Additionally, we observed a decline in the numbers of patients with hypochondriac, anosognostic, or ergopatic response. The former patients give their minds too much to subjective and other unpleasant sensations (e.g., sensation of decreased visual acuity, especially under high visual load) and are always eager to talk to others about disease symptoms (often seek medical attention for visual acuity re-testing). Patients with anosognostic response to disease reject any thoughts about it and its effects, display a flippant attitude, ignore medical advice, and reject subjecting themselves to regular monitoring of myopia progression. Patients with ergopatic response to disease take a responsible attitude towards their disease and treatment, as well as towards monitoring of disease progression, due to their desire to preserve quality of life. It is possible that a statistically significant decrease in the number of patients with an anxious response to disease, as well as a decline in the numbers of patients with hypochondriac, anosognostic, or ergopatic response is associated with the use of active coping strategies by patients, resulting in reconsideration of the disease by the patient and in an increased belief in favorable outcome.
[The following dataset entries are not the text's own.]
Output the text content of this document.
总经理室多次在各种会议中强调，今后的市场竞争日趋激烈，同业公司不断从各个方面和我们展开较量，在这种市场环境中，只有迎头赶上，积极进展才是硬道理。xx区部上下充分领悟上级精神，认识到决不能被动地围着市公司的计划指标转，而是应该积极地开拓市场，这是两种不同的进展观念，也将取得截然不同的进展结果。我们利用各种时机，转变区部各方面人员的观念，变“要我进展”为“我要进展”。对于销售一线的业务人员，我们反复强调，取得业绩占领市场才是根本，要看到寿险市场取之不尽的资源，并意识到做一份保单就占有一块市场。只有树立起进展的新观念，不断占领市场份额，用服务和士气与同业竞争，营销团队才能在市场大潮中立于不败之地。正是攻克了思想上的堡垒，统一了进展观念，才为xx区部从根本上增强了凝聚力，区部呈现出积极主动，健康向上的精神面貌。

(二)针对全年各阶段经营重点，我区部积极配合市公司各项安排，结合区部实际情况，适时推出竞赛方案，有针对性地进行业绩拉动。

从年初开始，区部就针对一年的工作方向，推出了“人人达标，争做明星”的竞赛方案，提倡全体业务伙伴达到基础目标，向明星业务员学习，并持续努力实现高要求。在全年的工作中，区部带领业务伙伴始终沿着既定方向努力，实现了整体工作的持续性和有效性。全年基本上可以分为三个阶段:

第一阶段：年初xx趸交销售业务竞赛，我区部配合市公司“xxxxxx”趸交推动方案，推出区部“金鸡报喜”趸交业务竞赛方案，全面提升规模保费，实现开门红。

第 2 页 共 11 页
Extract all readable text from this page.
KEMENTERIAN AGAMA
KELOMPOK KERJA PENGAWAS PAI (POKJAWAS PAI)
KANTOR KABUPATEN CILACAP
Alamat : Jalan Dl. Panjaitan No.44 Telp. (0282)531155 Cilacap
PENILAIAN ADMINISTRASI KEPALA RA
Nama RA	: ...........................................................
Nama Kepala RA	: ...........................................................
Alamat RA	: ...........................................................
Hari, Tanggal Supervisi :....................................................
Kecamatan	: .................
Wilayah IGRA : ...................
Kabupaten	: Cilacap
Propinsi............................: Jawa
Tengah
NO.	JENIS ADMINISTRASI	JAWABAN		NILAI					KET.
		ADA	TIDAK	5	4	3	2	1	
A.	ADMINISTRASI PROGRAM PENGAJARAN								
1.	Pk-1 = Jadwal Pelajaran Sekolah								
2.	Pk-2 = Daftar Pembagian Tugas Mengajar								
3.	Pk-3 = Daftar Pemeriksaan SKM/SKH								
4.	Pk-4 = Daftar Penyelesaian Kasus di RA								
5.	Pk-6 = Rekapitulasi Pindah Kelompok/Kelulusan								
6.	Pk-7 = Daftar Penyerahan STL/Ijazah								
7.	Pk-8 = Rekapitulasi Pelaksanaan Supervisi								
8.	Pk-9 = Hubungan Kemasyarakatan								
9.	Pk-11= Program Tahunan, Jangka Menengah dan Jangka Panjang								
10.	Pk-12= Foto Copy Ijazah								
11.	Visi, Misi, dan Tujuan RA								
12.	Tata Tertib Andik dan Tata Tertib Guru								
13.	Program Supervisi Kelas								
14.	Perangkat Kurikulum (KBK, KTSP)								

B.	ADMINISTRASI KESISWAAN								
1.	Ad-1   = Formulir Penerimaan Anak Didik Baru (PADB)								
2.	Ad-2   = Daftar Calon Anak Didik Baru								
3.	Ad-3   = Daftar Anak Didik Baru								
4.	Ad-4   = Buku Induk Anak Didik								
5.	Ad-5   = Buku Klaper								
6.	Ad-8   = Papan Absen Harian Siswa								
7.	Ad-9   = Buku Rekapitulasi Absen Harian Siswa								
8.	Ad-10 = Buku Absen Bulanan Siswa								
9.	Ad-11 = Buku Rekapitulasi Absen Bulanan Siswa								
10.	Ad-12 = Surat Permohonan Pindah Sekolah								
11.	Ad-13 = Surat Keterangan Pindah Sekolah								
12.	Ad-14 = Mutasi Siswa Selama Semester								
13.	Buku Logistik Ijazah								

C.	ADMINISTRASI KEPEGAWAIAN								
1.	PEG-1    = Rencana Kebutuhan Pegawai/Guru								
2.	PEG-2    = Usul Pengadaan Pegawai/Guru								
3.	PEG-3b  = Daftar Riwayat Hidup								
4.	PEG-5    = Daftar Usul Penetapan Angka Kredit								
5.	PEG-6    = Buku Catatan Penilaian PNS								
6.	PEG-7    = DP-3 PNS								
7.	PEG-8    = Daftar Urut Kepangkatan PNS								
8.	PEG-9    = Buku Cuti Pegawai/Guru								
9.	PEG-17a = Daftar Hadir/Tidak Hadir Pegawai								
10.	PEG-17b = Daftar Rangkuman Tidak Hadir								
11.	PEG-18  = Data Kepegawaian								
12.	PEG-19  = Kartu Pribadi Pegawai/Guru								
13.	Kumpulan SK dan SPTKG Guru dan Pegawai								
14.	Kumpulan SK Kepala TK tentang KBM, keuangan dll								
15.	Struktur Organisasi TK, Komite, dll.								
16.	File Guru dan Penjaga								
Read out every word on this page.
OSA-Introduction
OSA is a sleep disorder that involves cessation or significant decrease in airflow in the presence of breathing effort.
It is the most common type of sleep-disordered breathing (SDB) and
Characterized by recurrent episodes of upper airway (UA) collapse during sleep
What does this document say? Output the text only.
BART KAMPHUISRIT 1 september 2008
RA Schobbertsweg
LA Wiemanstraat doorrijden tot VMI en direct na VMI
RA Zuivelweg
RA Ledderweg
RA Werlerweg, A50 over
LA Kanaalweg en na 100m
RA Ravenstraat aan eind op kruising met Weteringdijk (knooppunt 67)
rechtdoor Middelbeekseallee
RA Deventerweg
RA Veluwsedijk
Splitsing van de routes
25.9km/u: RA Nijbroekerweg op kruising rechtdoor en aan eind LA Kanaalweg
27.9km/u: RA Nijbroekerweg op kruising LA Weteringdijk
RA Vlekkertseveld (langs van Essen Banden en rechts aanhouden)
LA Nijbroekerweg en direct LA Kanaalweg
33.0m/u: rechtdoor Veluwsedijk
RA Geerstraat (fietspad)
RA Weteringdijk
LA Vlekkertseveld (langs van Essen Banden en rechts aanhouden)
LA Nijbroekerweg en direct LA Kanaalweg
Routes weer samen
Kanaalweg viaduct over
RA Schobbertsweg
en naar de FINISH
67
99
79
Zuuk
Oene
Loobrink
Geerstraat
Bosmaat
The changes in prevailing coping strategies used by patients of three groups after completion of a series of corrective intervention sessions were also found to be stable. The number of patients using active coping strategies aimed at an individual’s independent problem solving did not change during one year of observation.
After one year of observation, the patients were also assessed for signs of a psychopathologic syndrome. It is noteworthy that no compulsive or hysterical signs manifesting a psychopathologic syndrome were found. However, one year after completion of psychological corrective treatment, an increase in the numbers of patients with emotional lability, irritability, fatigue, as well as impaired sleep depth and amount was observed. These abnormalities were removed after taking a repeated course of psychological corrective measures (Table 4).
The use of the proposed algorithm for psychological support of myopic patients enables effective correction of their psychoemotional status. The procedure is performed in stages, with Stage 1 involving diagnosis of patient’s psychoemotional status (assessment of self-concept, anxiety level, psychic response to disease, presence of irrational attitudes, coping strategies and symptoms of severity of a psychopathologic syndrome), Stage 2 involving determination of targets of and formation of groups for psychological corrective therapy, and Stage 3 involving differential use of cognitive behavioral and rational emotive therapies. The efficacy and duration of therapeutic effect of treatment performed were found to be improved with timely use of repeated psychotherapeutic courses as per indications.